2) Protecting their own ecosystems
Microsoft, Google and BT are defending platforms and infrastructure they themselves depend on. Safer customers usually mean safer ecosystems.
3) Reputation
A security company that fails to protect customers becomes a case study in humiliation with a press release attached. That tends to focus the mind.
4) Regulation and public pressure
The bigger the firm, the more pressure it faces from governments, regulators and large customers to improve security and cooperate in disruption efforts.
5) Strategic self-interest
Some firms genuinely do see cyber defence as part of maintaining a functioning digital economy. That is not pure charity. It is enlightened self-interest. A safer internet is better for their business model and for social trust in digital services.
Final judgement
Who is doing the most to protect English businesses and English people?

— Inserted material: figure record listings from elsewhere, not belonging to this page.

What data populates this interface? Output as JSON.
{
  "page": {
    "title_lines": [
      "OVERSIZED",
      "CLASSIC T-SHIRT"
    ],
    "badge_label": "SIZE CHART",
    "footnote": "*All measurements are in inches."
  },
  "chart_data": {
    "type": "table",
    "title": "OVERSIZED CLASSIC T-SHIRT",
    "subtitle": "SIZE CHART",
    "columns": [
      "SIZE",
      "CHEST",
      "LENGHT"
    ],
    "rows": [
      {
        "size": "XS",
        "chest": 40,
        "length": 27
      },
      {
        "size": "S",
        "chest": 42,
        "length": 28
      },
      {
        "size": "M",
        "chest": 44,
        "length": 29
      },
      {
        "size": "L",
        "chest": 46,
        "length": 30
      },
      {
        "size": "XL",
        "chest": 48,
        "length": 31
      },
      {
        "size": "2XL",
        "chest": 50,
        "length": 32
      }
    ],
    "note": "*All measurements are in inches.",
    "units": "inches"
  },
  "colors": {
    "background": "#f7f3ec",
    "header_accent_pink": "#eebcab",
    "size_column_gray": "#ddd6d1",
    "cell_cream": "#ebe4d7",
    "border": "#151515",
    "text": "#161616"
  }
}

Apart from the NCSC, the most important protectors are not one company but a defensive stack. Microsoft and Google secure huge parts of daily digital life. Cloudflare keeps internet-facing services up under attack. Palo Alto Networks and CrowdStrike secure enterprise environments. Sophos and BT make protection more reachable for smaller firms. Darktrace and NCC Group add high-end detection, testing and resilience work.
The blunt truth
The NCSC sets guidance, standards and coordination. But much of the actual day-to-day blocking, filtering, detecting, auditing and incident response is done by private companies. That is the slightly unsettling modern reality: a lot of England’s cyber safety depends on commercial firms with strong products, strong incentives and just enough fear of public embarrassment to keep spending money on defence.